More frequent ultrasounds during pregnancy, as are already done in Japan, are not proven to reduce stillbirth, but may be useful to ensure more vigilance but would incur some expense. Asking mothers to sleep on their left side when possible may be one other preventive method that is as simple and effective as kick count, or putting baby to bed on its back for SIDS prevention.
Mother's sleep position
A new study presented at the conference showed intriguing results. This is the first study to report maternal sleep related practices as risk factors for stillbirth. The risks were: getting up infrequently during sleep, too little or too much sleep and sleeping on the right side.

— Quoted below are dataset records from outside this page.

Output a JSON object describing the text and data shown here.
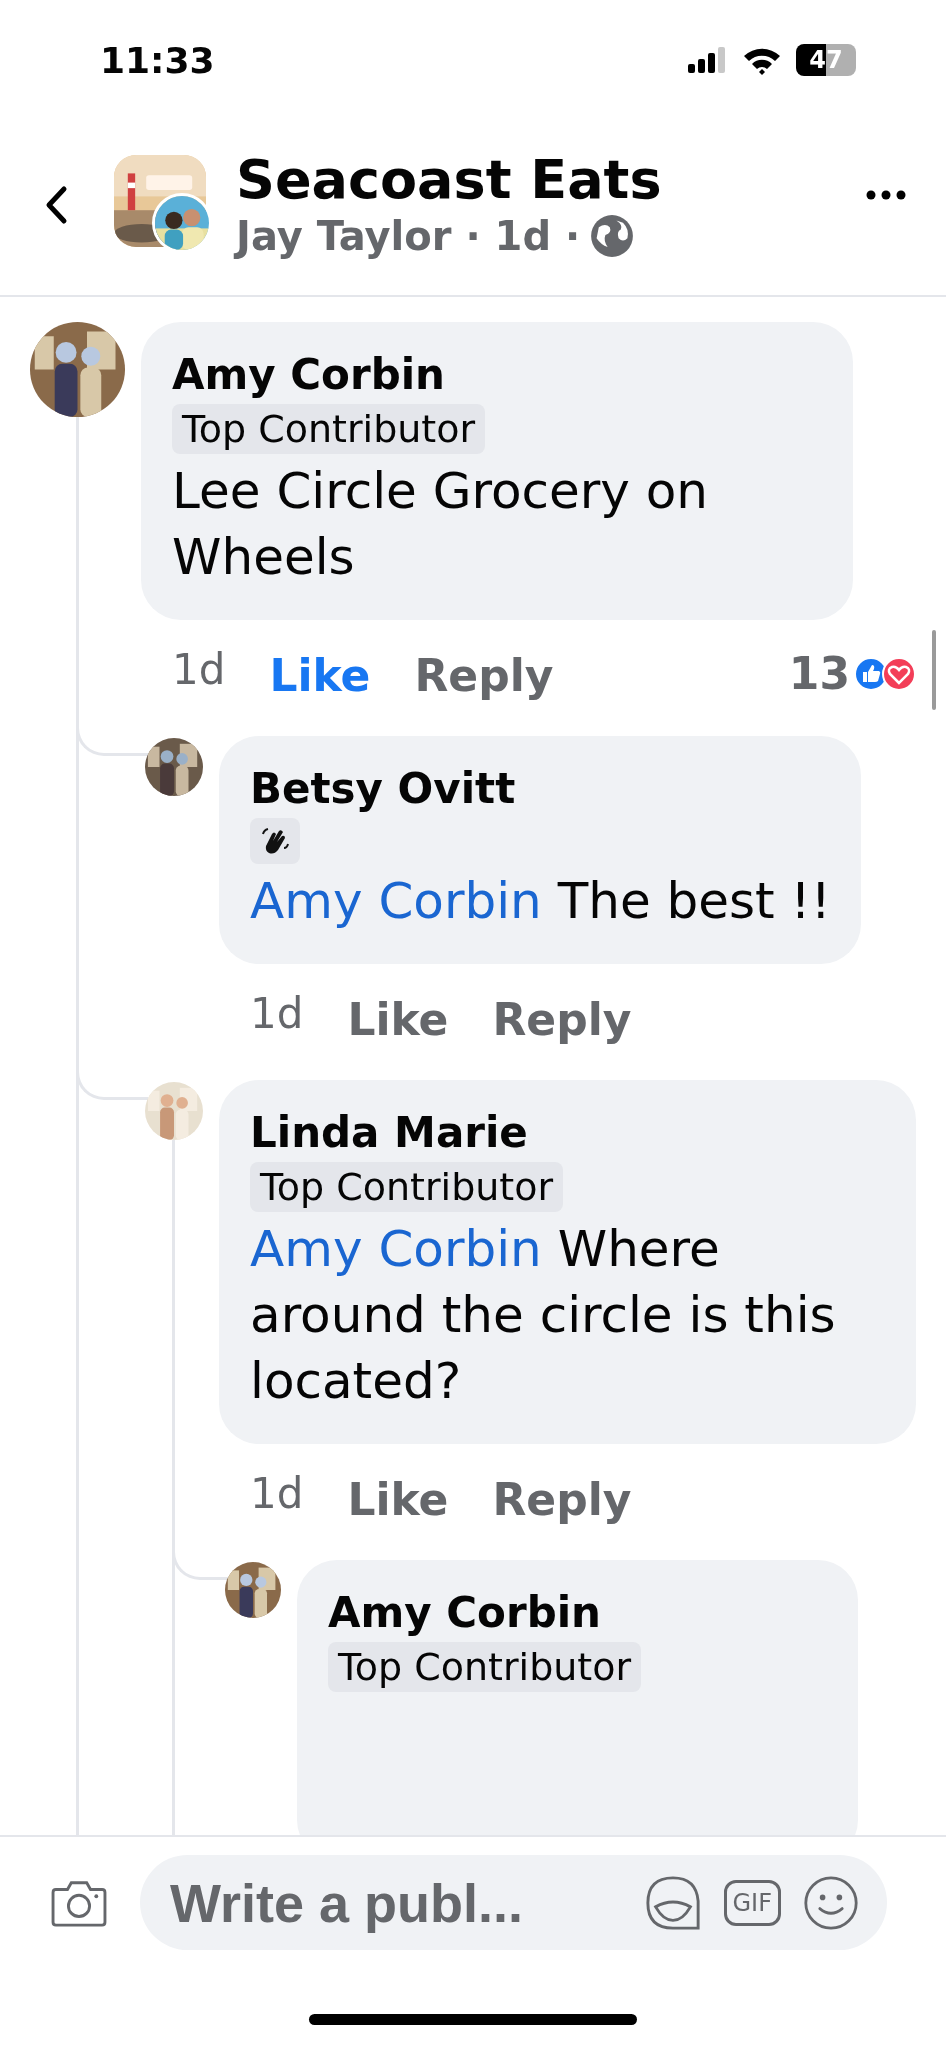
{
  "status_bar": {
    "time": "11:33",
    "battery": "47"
  },
  "header": {
    "title": "Seacoast Eats",
    "meta": "Jay Taylor · 1d ·"
  },
  "comments": [
    {
      "author": "Amy Corbin",
      "badge": {
        "kind": "label",
        "label": "Top Contributor"
      },
      "text": "Lee Circle Grocery on Wheels",
      "time": "1d",
      "like": "Like",
      "reply": "Reply",
      "liked": true,
      "reaction_count": "13",
      "children": [
        {
          "author": "Betsy Ovitt",
          "badge": {
            "kind": "wave"
          },
          "mention": "Amy Corbin",
          "text": "The best !!",
          "time": "1d",
          "like": "Like",
          "reply": "Reply",
          "liked": false
        },
        {
          "author": "Linda Marie",
          "badge": {
            "kind": "label",
            "label": "Top Contributor"
          },
          "mention": "Amy Corbin",
          "text": "Where around the circle is this located?",
          "time": "1d",
          "like": "Like",
          "reply": "Reply",
          "liked": false,
          "children": [
            {
              "author": "Amy Corbin",
              "badge": {
                "kind": "label",
                "label": "Top Contributor"
              }
            }
          ]
        }
      ]
    }
  ],
  "composer": {
    "placeholder": "Write a publ...",
    "gif": "GIF"
  }
}
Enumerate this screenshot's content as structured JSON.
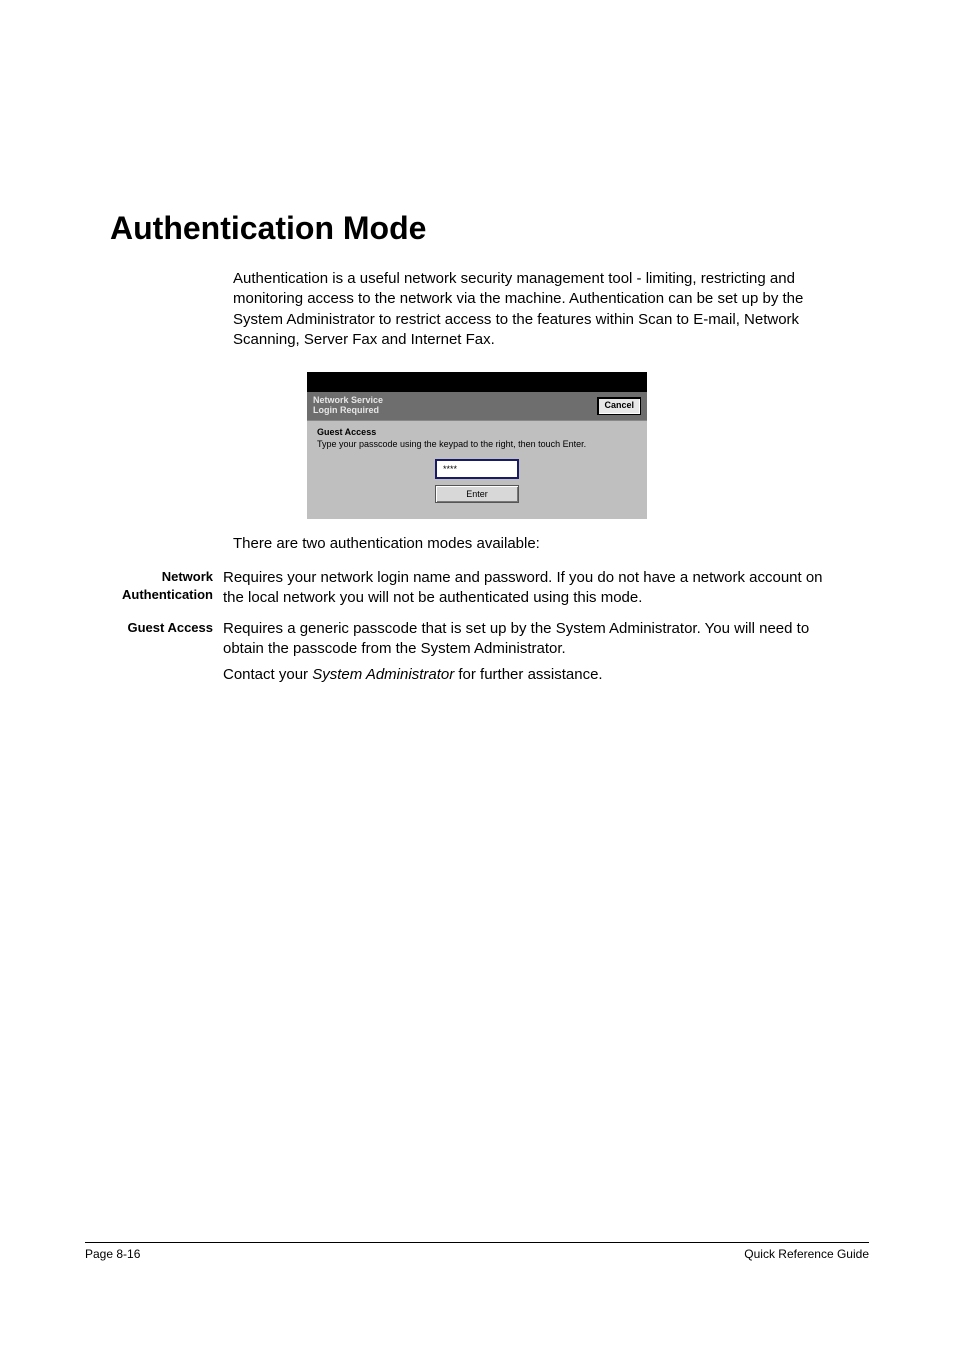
{
  "heading": "Authentication Mode",
  "intro": "Authentication is a useful network security management tool - limiting, restricting and monitoring access to the network via the machine. Authentication can be set up by the System Administrator to restrict access to the features within Scan to E-mail, Network Scanning, Server Fax and Internet Fax.",
  "screenshot": {
    "title_line1": "Network Service",
    "title_line2": "Login Required",
    "cancel": "Cancel",
    "guest_label": "Guest Access",
    "instruction": "Type your passcode using the keypad to the right, then touch Enter.",
    "input_value": "****",
    "enter": "Enter"
  },
  "below_caption": "There are two authentication modes available:",
  "defs": {
    "network": {
      "label_line1": "Network",
      "label_line2": "Authentication",
      "body": "Requires your network login name and password. If you do not have a network account on the local network you will not be authenticated using this mode."
    },
    "guest": {
      "label": "Guest Access",
      "body1": "Requires a generic passcode that is set up by the System Administrator. You will need to obtain the passcode from the System Administrator.",
      "body2_pre": "Contact your ",
      "body2_em": "System Administrator",
      "body2_post": " for further assistance."
    }
  },
  "footer": {
    "left": "Page 8-16",
    "right": "Quick Reference Guide"
  }
}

Fetal oxygen saturation studies have shown that mothers turning onto the left side will cause the best cardiac output. In this study, women who slept on their back or on their right side on the previous night before stillbirth were more likely to experience a late stillbirth compared with women who slept on their left side. These findings require confirmation studies but this is a potentially modifiable risk factor that in the future may help to reduce the risk of stillbirth.
*) In some places certain ethnic groups are at higher risk of stillbirth. For example in the U.S., African-American, Hispanic, American Indian, and Alaskan Natives are at higher risk than white women. Researchers attribute some of this risk to greater risk of preterm birth in these populations. However, more research is needed to understand other contributing factors to disparities including differences in preconception health, infection, income, and access to quality health care.